For many households, the expenses are overwhelming. Floodwaters destroyed appliances, furniture, clothes and documents. Medical expenses for wounds, anti-leptospirosis medicine, anti-tetanus shots and respiratory conditions continue to add to the costs. Those whose homes remain unlivable now face the unexpected cost of renting temporary shelter not factored in family budgets. Renting a one-room apartment for P10,000 a month or a house for P20,000 or more. Others move in with relatives, adding to everyone’s expenses. And this is not a one-week situation for many. There will be those displaced for two to six months while they clear out homes, repair damaged parts, or renovate to cope with future floods.

Many victims had no car or house insurance against floods and will have to undertake repairs or reconstructions entirely at their own expense. Such expenses were never part of their financial planning.

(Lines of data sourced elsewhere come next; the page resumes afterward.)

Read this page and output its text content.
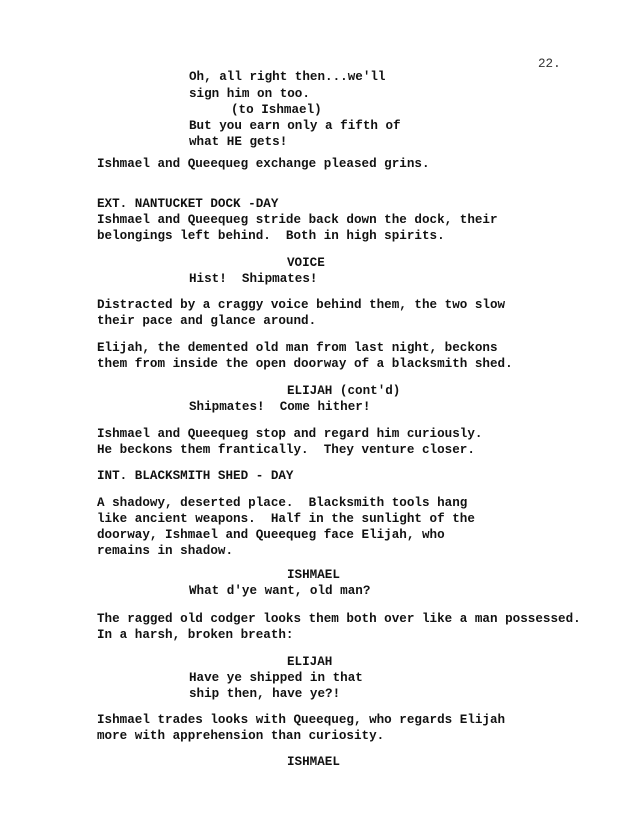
22.
Oh, all right then...we'll
sign him on too.
(to Ishmael)
But you earn only a fifth of
what HE gets!
Ishmael and Queequeg exchange pleased grins.
EXT. NANTUCKET DOCK -DAY
Ishmael and Queequeg stride back down the dock, their
belongings left behind.  Both in high spirits.
VOICE
Hist!  Shipmates!
Distracted by a craggy voice behind them, the two slow
their pace and glance around.
Elijah, the demented old man from last night, beckons
them from inside the open doorway of a blacksmith shed.
ELIJAH (cont'd)
Shipmates!  Come hither!
Ishmael and Queequeg stop and regard him curiously.
He beckons them frantically.  They venture closer.
INT. BLACKSMITH SHED - DAY
A shadowy, deserted place.  Blacksmith tools hang
like ancient weapons.  Half in the sunlight of the
doorway, Ishmael and Queequeg face Elijah, who
remains in shadow.
ISHMAEL
What d'ye want, old man?
The ragged old codger looks them both over like a man possessed.
In a harsh, broken breath:
ELIJAH
Have ye shipped in that
ship then, have ye?!
Ishmael trades looks with Queequeg, who regards Elijah
more with apprehension than curiosity.
ISHMAEL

Then there are the costs of replacing damaged or lost passports and identification cards, requesting new passbooks and checks, buying new devices essential to one’s work. A new mobile phone or laptop is needed to replace what was lost or destroyed, but the real ordeal is in recovering directories, documents and generations’ worth of family pictures.

On top of that is the income loss. Thousands of employees missed work for days. Some used up their leave credits, others were not paid. Small business owners lost inventory and equipment. Freelancers and on-demand independent contractors felt the sharp pain of lost opportunities. A disaster wipes out both houses and the ability to earn.

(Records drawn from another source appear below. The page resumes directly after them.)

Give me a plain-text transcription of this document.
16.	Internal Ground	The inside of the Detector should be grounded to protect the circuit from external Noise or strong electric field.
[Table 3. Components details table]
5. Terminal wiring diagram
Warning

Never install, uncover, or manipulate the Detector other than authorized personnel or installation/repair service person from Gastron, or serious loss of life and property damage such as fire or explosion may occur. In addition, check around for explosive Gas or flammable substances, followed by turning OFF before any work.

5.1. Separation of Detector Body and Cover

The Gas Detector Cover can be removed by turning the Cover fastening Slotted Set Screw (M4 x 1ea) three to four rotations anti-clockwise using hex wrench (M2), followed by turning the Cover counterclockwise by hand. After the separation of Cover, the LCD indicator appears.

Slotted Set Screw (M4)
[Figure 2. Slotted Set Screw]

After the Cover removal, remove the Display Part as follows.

Savings that took years to build disappear in days and retirement nest eggs are used prematurely because no one planned for catastrophic property loss. Loans and credit card bills still have to be paid on time. With emergency purchases post-typhoon, credit card usage is expected to rise.

These are the real economic consequences of disaster in Cebu and it is the private individual who pays the price of systemic failure caused by neglect, incompetence and greed. Subdivisions were approved on land that should never have been built on. Land conversions ignored the early warnings of experts and planners. Drainage systems were not improved even as the population doubled. Developers cut corners. Government spent billions of pesos on flood control projects, yet some turned out to be inadequate and not functional.

In the end, the bill for every disaster arrives not at the Capitol or City Hall or the offices of developers and contractors. It goes to the families trying to rebuild. If Cebu truly wants resilience, then responsibility must shift away from the victims and toward the systems and decision-makers who allowed the risks to grow.